Reviewed by Alicia Glass
Director: Saila Kariat
Studio: Wavefront Productions
Review Rating: 7 out of 10
Neal Kumar (Alyy Khan) thought he had worked hard enough to make a perfect world for his wife Roopa and daughters, Monica (Salma Khan) and Maya. They have the giant enviable house, a longstanding servant woman, plenty enough money to send both girls to good colleges and still continue to live in the lifestyle to which they’ve become accustomed. Except it wasn’t always that way, and Neal especially, doesn’t want his children to know how he and his own immigrant parents struggled when they first came to America. And all this affluence comes at a heavy price.
When we begin, there’s been a death in the family. Not from accident or disease, no, the youngest girl Maya (Agneeta Thacker) took her own life. And because she was the pearl of her fathers eye, Neal takes a trip through his daughter’s last few weeks, searching for answers as to why his beloved Maya would do such a thing.

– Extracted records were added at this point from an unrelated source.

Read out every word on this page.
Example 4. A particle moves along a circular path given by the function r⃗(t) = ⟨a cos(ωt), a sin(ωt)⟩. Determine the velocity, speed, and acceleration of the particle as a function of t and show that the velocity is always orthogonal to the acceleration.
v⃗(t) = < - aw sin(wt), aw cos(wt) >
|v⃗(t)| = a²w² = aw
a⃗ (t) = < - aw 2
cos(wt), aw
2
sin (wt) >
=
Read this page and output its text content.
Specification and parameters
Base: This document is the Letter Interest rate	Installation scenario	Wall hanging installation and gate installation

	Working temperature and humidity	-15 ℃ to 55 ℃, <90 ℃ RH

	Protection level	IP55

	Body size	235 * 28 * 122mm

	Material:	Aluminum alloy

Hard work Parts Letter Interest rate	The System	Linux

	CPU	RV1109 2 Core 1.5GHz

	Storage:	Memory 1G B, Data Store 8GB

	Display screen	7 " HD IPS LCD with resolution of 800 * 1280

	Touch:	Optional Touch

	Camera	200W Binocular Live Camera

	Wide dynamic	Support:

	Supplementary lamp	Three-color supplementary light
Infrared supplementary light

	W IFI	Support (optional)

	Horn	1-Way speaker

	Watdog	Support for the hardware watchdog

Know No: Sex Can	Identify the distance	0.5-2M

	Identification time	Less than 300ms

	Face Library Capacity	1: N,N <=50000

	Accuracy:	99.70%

Mother Roopa (Suchitra Pillai) can barely hold it together, nevermind investigating her daughter’s suicide with Neal. Didi (Samina Peerzada) the housekeeper and the last remaining child Monica are both invisible in the parents’ grief, either that or sources to pound for information with bits of frustrated shouting tossed in. And so Neal is off on his own, following Maya’s ghost to try and find her heart.
Maya’s roommate in college is pretty much the exact opposite of Maya herself – a loud, bottle-blonde, daisy-duke-ing all-American cheerleader type, Laura wouldn’t know a study book if it landed on her head. But Laura (Hope Lauren) does pay enough attention to be able to direct Neal to his next source of information – Maya’s only real college friend Alicia. And Alicia has way more information than the roommate ever did. Alicia (Christa B. Allen) gently walks Mr. Kumar through Maya’s unuttered stress, the guy she was tentatively seeing, her slipping grades, and Maya’s quiet anguish about all of it.
Steinbeck’s The Pearl novel wasn’t a pleasant novelization to begin with, and though it happens to be Maya’s favorite book, her description of the plot to cute little Chris Williams (Jake T. Austin) is beautifully depressing. Pearls themselves are important to her, and meaningful to her father, as we see in a loving flashback wherein Neal buys his daughter a flawless pearl necklace and explains to her the purity of the process of making a pearl, never quite comprehending that his own speeches and quiet remonstrances are beginning to create layers of disturbance within his own daughters mind.
Off we continue on to talk with the boyfriend, Chris, who recounts a rather monstrous but entirely predictable instance of an over-stressed Maya at a college party. Neals’ reaction to the story he’s told is completely understandable, and yet at the same time Chris’ ability to answer his interrogation more or less calmly took some serious nerve. Still not finding an answer to the enigma of his youngest childs’ suicide, Avenging Dad takes his leave.
Plenty of revelations come to light as finally both Roopa and Neal, the beleaguered parents left in this mess, confess their faults and shortcomings in the death of their youngest child, and how they’ve been treating each-other for far too long. This sort of blunt honesty is indeed brutal, but somehow cathartic at the same time, reminding those of us watching to tell the truth at least sometime in our lives, lest it really be far too late.
‘The Valley’ is a flinching look at the expectations and tremendous pressure put on American immigrants, and most especially their children, to be successful even beyond their forebearers, and the often disastrous consequences of simply not talking to our family members.
I was fortunate to speak with ‘The Valley’ director Saila Kariat at the San Diego Asian Film Festival 2017, and she provided me with a fantastic quote to sum up her first feature film: “Choose compassion, choose connection, over competition”.